Ballpoint Wren said...

WC: I find your story as fascinating as it is heart breaking. Here in the U.S., Europe and the U.K. are often held up as examples of an perfect health care system. I often wondered how much easier it might have been for my elderly, failing friend if we lived in the U.K.

But it sounds like the U.K. has similar troubles, especially regarding the care of the elderly.

And in my experience a power of attorney is easily ignored unless you are physically present and screaming bloody murder. My elderly friend's niece put a copy of her power of attorney in the hospital file, gave one to all the doctors and even plastered another copy on the wall of the hospital room, along with as written instructions regarding her care, and the doctors STILL did what they wanted to do.

At one point you get so worn down you can't fight any more.

Welshcakes Limoncello said...

Hi, Bonnie.
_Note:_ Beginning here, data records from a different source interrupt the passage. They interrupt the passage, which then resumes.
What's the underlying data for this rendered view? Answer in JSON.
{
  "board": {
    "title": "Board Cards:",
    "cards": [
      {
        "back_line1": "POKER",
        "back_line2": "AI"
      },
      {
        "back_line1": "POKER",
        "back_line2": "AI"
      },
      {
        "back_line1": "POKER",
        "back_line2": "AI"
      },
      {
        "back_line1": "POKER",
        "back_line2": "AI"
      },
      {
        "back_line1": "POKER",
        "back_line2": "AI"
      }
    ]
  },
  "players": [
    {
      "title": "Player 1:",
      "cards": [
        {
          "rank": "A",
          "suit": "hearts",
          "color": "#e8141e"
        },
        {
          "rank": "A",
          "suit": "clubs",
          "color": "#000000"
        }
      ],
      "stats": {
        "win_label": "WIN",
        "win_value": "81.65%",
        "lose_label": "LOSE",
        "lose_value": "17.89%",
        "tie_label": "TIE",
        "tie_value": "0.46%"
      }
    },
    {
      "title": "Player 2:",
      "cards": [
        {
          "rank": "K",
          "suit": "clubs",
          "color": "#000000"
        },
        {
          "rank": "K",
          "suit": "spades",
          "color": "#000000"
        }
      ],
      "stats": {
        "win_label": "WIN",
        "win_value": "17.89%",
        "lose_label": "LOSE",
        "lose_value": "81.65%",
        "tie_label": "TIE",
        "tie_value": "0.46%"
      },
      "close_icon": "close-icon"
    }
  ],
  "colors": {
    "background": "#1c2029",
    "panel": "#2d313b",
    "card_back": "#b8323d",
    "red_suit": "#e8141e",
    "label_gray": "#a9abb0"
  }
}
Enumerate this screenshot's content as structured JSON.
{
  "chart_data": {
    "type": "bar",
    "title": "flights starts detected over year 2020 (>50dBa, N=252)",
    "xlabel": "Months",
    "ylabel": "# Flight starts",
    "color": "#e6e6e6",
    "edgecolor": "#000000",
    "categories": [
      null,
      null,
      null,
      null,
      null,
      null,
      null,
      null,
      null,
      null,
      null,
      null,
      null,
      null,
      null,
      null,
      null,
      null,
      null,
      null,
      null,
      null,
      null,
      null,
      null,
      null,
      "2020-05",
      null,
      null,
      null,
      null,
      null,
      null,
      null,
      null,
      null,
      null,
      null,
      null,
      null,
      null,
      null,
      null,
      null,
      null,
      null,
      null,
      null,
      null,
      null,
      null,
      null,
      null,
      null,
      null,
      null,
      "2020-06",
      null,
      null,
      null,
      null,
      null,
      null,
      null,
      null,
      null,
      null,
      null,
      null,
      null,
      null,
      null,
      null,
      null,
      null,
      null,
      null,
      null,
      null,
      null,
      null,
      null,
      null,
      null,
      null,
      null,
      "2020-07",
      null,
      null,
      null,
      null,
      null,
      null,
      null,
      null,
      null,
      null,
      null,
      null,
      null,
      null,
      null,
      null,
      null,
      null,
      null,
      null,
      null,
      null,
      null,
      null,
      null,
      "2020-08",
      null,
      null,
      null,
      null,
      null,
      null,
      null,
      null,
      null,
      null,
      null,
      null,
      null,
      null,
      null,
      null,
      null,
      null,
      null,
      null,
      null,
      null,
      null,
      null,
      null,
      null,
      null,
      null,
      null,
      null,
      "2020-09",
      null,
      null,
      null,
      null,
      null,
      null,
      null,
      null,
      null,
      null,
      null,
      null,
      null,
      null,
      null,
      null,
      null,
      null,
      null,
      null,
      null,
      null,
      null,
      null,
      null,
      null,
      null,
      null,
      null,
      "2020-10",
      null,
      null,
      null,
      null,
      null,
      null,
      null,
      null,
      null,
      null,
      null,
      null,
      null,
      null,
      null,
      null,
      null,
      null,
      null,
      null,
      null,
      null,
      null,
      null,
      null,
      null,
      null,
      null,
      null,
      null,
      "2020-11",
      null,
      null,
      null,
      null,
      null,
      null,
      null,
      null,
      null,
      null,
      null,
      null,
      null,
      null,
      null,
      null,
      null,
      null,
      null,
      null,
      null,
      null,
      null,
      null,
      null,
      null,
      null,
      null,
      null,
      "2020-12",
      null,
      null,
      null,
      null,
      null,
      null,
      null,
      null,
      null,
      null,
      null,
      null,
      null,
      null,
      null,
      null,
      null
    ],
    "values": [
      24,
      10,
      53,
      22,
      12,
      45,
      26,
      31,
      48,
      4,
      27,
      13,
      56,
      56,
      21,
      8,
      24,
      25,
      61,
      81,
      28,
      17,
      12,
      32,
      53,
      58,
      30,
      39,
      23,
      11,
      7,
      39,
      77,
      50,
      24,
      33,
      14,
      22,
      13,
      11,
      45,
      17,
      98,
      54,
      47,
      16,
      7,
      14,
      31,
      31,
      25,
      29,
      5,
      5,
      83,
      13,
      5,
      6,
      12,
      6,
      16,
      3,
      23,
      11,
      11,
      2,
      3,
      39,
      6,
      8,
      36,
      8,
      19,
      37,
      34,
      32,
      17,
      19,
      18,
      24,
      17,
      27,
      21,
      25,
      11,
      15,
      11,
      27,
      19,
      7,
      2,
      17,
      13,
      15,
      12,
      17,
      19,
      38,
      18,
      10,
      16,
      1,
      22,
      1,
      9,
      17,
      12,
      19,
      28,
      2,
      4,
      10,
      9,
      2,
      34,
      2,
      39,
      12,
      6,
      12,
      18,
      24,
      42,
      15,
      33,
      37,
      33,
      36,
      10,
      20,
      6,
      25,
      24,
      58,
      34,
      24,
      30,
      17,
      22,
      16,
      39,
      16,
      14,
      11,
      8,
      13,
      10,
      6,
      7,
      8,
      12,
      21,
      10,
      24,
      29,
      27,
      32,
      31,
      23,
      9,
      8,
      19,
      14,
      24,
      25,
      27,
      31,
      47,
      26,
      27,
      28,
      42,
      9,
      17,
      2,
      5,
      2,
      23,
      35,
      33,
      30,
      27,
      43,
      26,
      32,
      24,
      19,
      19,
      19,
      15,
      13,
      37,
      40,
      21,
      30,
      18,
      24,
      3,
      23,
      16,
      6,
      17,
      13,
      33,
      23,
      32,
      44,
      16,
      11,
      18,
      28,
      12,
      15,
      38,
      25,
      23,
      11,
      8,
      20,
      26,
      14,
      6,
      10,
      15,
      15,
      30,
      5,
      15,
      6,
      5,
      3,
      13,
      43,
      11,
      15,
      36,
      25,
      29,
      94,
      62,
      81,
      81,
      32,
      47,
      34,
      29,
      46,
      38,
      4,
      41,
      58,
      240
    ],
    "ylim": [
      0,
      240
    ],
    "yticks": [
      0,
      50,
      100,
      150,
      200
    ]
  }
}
I think it all depends where you are in the UK, sadly, these days. I empathise with you and your friend. It is so true that you can reach a stage where you just can't fight the system any more and it is so sad, because nobody should have to.

Shani said...

Last week I had three forms returned to me, all had been filled in and sent off by the Liaison Officer of the the Unit that Toby is in. Each form had been filled in incorrectly. Each had over 52 pages of exactly the same questions.

I despair - does the NHS have altzheimers, or hasn't anybody told them about computers.

My friend I hurt for you and hug you...

Shani

Welshcakes Limoncello said...

Hi, Shani. I feel for you, too. What is the matter with these bureaucrats? Don't they realise that relatives have enough on their plate worrying about their loved ones? The extra distress all this causes is so unnecessary. Love from Simi and me.